REPORTER: 'Not quite, boss. This was before he became a minister.'

EDITOR: 'Ah, pity. But he's married, right? Betrayed his marriage vows?'

REPORTER: 'Er, no. Divorced.'

EDITOR: 'Ah. So the story is worth publishing because …?'

REPORTER: 'C'mon, boss. He took her with him to public functions, for Christ's sake. Blackmail? Security risk? Remember Profumo?'

EDITOR: 'Not quite the same, is it? Whitters ain't exactly the man with his finger on the nuclear button.

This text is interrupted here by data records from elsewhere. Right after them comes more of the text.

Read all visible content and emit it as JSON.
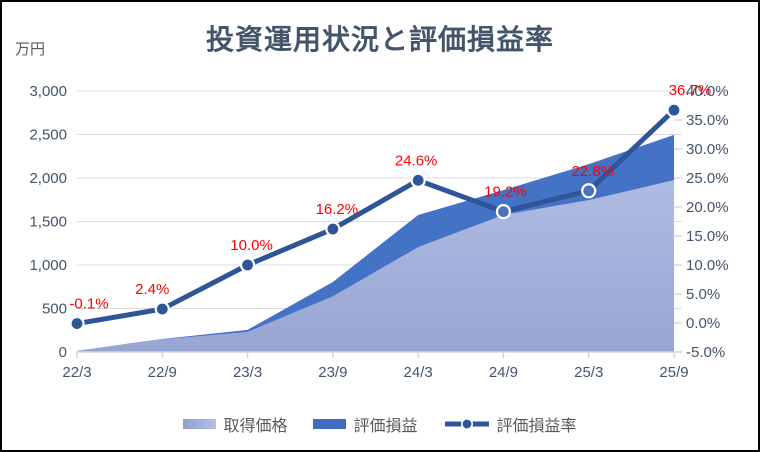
{
  "chart": {
    "title": "投資運用状況と評価損益率",
    "unit_label": "万円",
    "legend": [
      {
        "id": "acquisition",
        "label": "取得価格"
      },
      {
        "id": "gain",
        "label": "評価損益"
      },
      {
        "id": "rate",
        "label": "評価損益率"
      }
    ],
    "colors": {
      "title_text": "#44546a",
      "axis_text": "#44546a",
      "legend_text": "#595959",
      "data_label_red": "#ff0000",
      "gridline": "#dadce2",
      "axis_line": "#cfd3db",
      "area_light_top": "#b0bbe3",
      "area_light_bottom": "#98a5d3",
      "area_dark": "#4472c4",
      "rate_line": "#2e5597",
      "marker_ring": "#ffffff",
      "marker_hollow_fill": "#4d73bf"
    }
  },
  "chart_data": {
    "type": "combo (stacked area + line)",
    "categories": [
      "22/3",
      "22/9",
      "23/3",
      "23/9",
      "24/3",
      "24/9",
      "25/3",
      "25/9"
    ],
    "series": [
      {
        "name": "取得価格",
        "type": "area",
        "axis": "left",
        "values": [
          15,
          145,
          230,
          640,
          1205,
          1575,
          1745,
          1975
        ]
      },
      {
        "name": "評価損益",
        "type": "area",
        "axis": "left",
        "stacked_on": "取得価格",
        "values": [
          0,
          5,
          25,
          165,
          370,
          285,
          415,
          520
        ]
      },
      {
        "name": "評価損益率",
        "type": "line",
        "axis": "right",
        "values": [
          -0.1,
          2.4,
          10.0,
          16.2,
          24.6,
          19.2,
          22.8,
          36.7
        ],
        "labels": [
          "-0.1%",
          "2.4%",
          "10.0%",
          "16.2%",
          "24.6%",
          "19.2%",
          "22.8%",
          "36.7%"
        ],
        "marker_style": [
          "solid",
          "solid",
          "solid",
          "solid",
          "solid",
          "hollow",
          "hollow",
          "solid"
        ]
      }
    ],
    "left_axis": {
      "title": "万円",
      "min": 0,
      "max": 3000,
      "step": 500,
      "tick_labels": [
        "0",
        "500",
        "1,000",
        "1,500",
        "2,000",
        "2,500",
        "3,000"
      ]
    },
    "right_axis": {
      "min": -5,
      "max": 40,
      "step": 5,
      "tick_labels": [
        "-5.0%",
        "0.0%",
        "5.0%",
        "10.0%",
        "15.0%",
        "20.0%",
        "25.0%",
        "30.0%",
        "35.0%",
        "40.0%"
      ]
    },
    "grid": true,
    "legend_position": "bottom",
    "data_labels_series": "評価損益率"
  }
}
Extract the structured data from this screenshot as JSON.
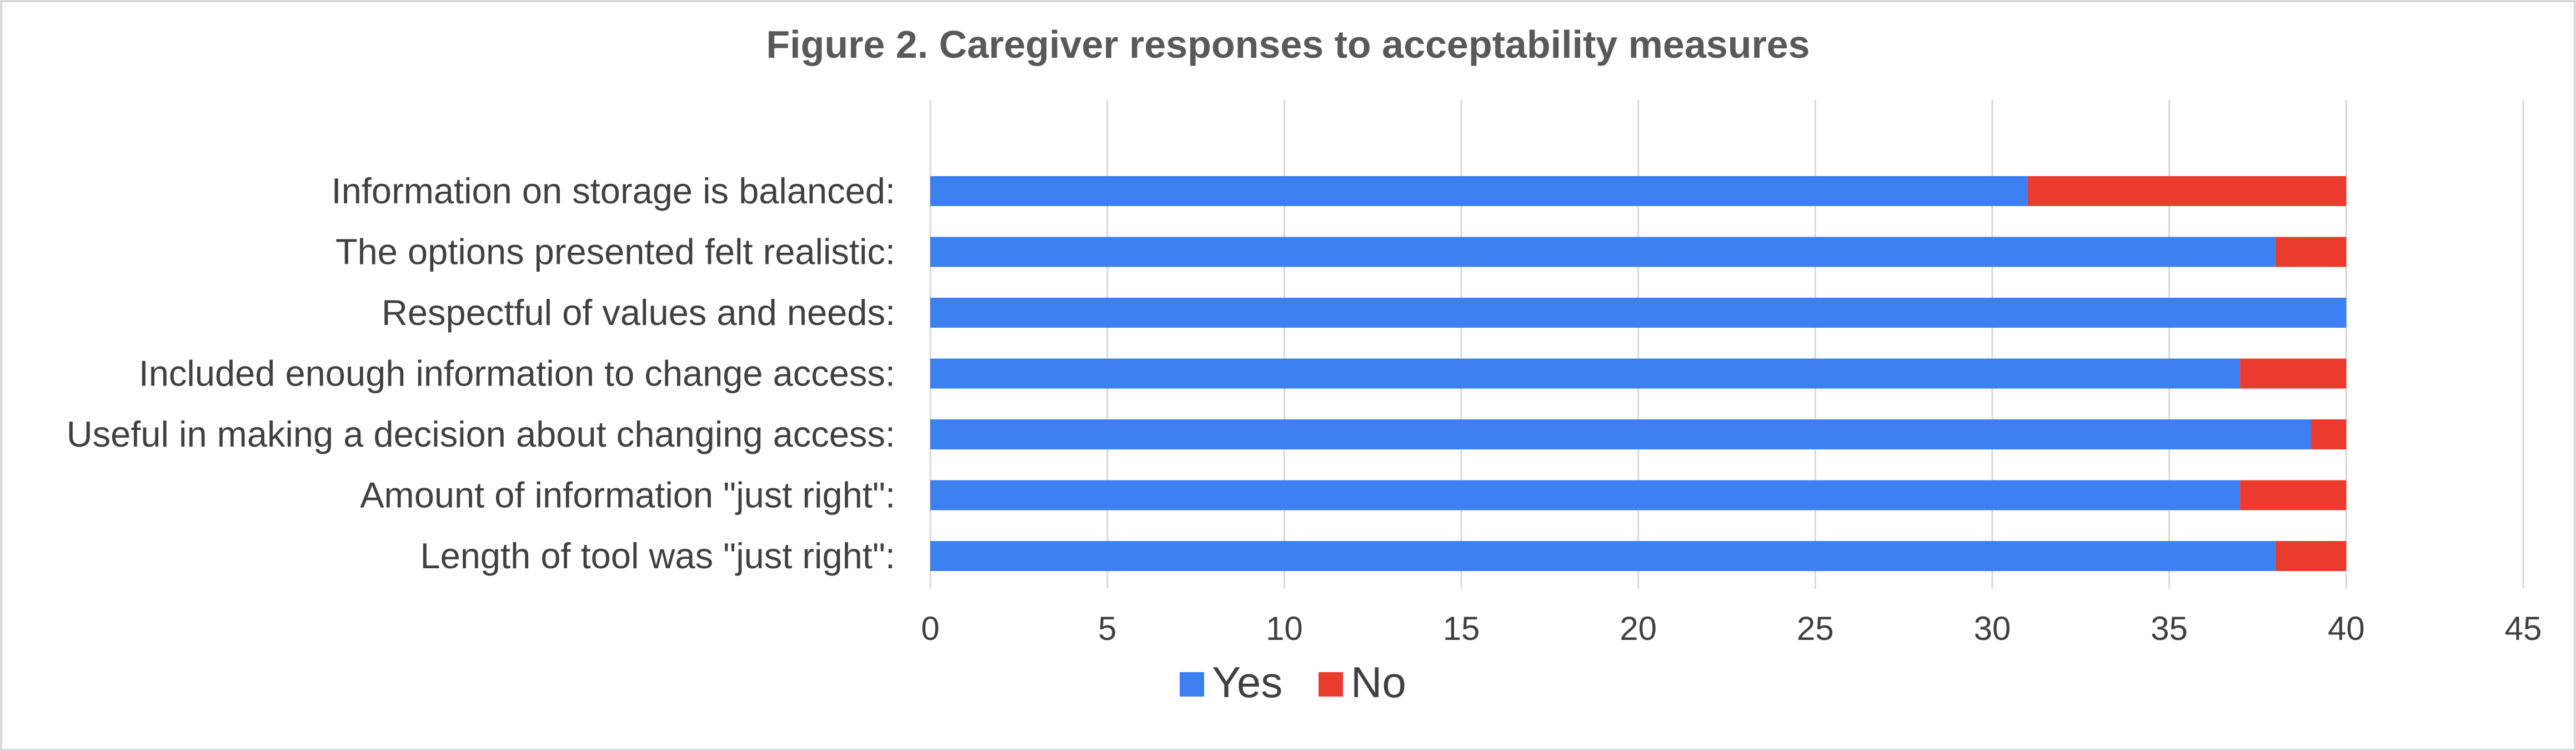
{
  "chart_data": {
    "type": "bar",
    "orientation": "horizontal",
    "stacked": true,
    "title": "Figure 2. Caregiver responses to acceptability measures",
    "categories": [
      "Information on storage is balanced:",
      "The options presented felt realistic:",
      "Respectful of values and needs:",
      "Included enough information to change access:",
      "Useful in making a decision about changing access:",
      "Amount of information \"just right\":",
      "Length of tool was \"just right\":"
    ],
    "series": [
      {
        "name": "Yes",
        "color": "#3c7ff0",
        "values": [
          31,
          38,
          40,
          37,
          39,
          37,
          38
        ]
      },
      {
        "name": "No",
        "color": "#ea3b2e",
        "values": [
          9,
          2,
          0,
          3,
          1,
          3,
          2
        ]
      }
    ],
    "xlim": [
      0,
      45
    ],
    "xticks": [
      0,
      5,
      10,
      15,
      20,
      25,
      30,
      35,
      40,
      45
    ],
    "xlabel": "",
    "ylabel": "",
    "grid": true,
    "legend_position": "bottom"
  }
}
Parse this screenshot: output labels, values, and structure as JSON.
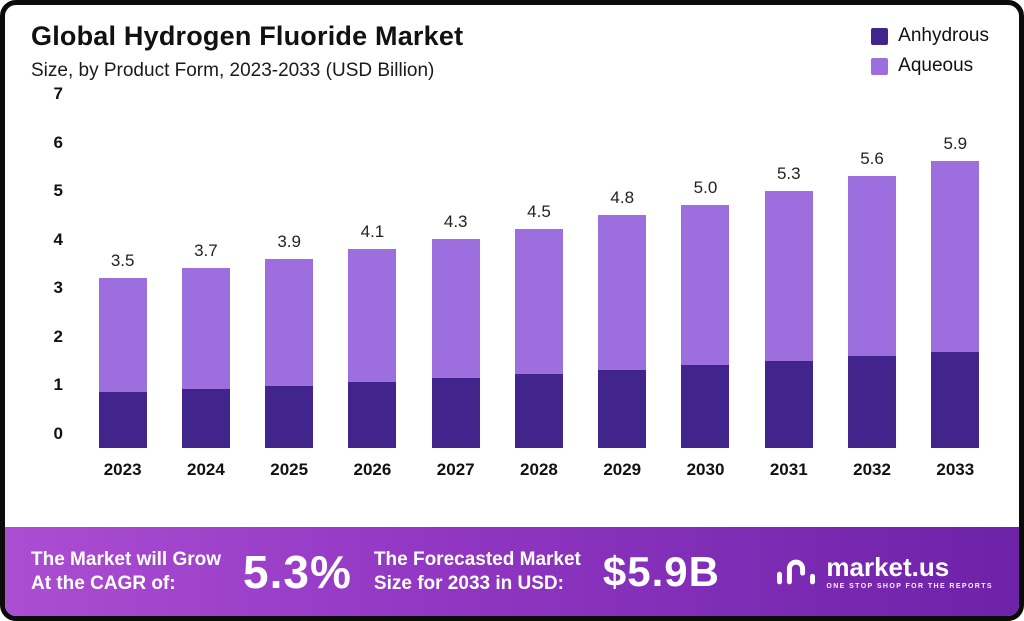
{
  "header": {
    "title": "Global Hydrogen Fluoride Market",
    "subtitle": "Size, by Product Form, 2023-2033 (USD Billion)"
  },
  "legend": [
    {
      "label": "Anhydrous",
      "color": "#41258c"
    },
    {
      "label": "Aqueous",
      "color": "#9d6edd"
    }
  ],
  "chart_data": {
    "type": "bar",
    "stacked": true,
    "title": "Global Hydrogen Fluoride Market",
    "subtitle": "Size, by Product Form, 2023-2033 (USD Billion)",
    "categories": [
      "2023",
      "2024",
      "2025",
      "2026",
      "2027",
      "2028",
      "2029",
      "2030",
      "2031",
      "2032",
      "2033"
    ],
    "series": [
      {
        "name": "Anhydrous",
        "color": "#41258c",
        "values": [
          1.15,
          1.22,
          1.28,
          1.36,
          1.44,
          1.52,
          1.61,
          1.7,
          1.8,
          1.9,
          1.97
        ]
      },
      {
        "name": "Aqueous",
        "color": "#9d6edd",
        "values": [
          2.35,
          2.48,
          2.62,
          2.74,
          2.86,
          2.98,
          3.19,
          3.3,
          3.5,
          3.7,
          3.93
        ]
      }
    ],
    "totals": [
      3.5,
      3.7,
      3.9,
      4.1,
      4.3,
      4.5,
      4.8,
      5.0,
      5.3,
      5.6,
      5.9
    ],
    "xlabel": "",
    "ylabel": "",
    "ylim": [
      0,
      7
    ],
    "yticks": [
      0,
      1,
      2,
      3,
      4,
      5,
      6,
      7
    ],
    "grid": false,
    "legend_position": "top-right"
  },
  "footer": {
    "cagr_label_line1": "The Market will Grow",
    "cagr_label_line2": "At the CAGR of:",
    "cagr_value": "5.3%",
    "forecast_label_line1": "The Forecasted Market",
    "forecast_label_line2": "Size for 2033 in USD:",
    "forecast_value": "$5.9B",
    "brand_name": "market.us",
    "brand_tagline": "ONE STOP SHOP FOR THE REPORTS",
    "gradient_start": "#ab4ed2",
    "gradient_end": "#6d22a8"
  }
}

REPORTER: 'Yeah, but still …'

EDITOR: 'Does he know we know?'

REPORTER: 'Yup.'

EDITOR: 'So if we publish, will he then be more or less likely to push through all the Leveson stuff that we hate so much?'

REPORTER: 'Dunno, boss …'

EDITOR: 'Yeah, well I do. If we piss him off, he'll come down on us like a ton of bricks. And we don't want that, do we? Much better to be "responsible" for once in our lives. It'll make a nice change …'

REPORTER: 'Yeah, but hang on, he's a right-wing Tory bastard, hates the BBC, loves Murdoch …'

EDITOR: 'What's the public interest defence? Why are we invading his privacy?'

REPORTER: 'We do it all the time. Politicians, celebrities, footballers -- c'mon, it's what we're paid for.' 

EDITOR: 'You know what? If we publish this, we'll regret it. He'll push through Leveson and we'll all be worse off. Including our readers. So my decision -- and I'm sorry, cos it's a cracking tale -- is that in our interest, and in the public interest, we won't publish it.'

Something like that, anyway ...

2 comments:

Anonymous said...

Wryly amusing today to see the two different takes on this - one being yours along with the tv and radio journalists, and the opposite one belonging to the newspapers (particularly the "gutter" press). So strange that today we learn "Sun on Sunday’s appeal against ban on sex scandal story to be heard on Friday". I thought they didn't run them any more...

Joanna said...

I just can't understand the whole hullaballoo. The story seems to be "man had girlfriend". So what if she had another job on the side? It's a non-story and the fact that he is responsible for press regulation is just a distraction.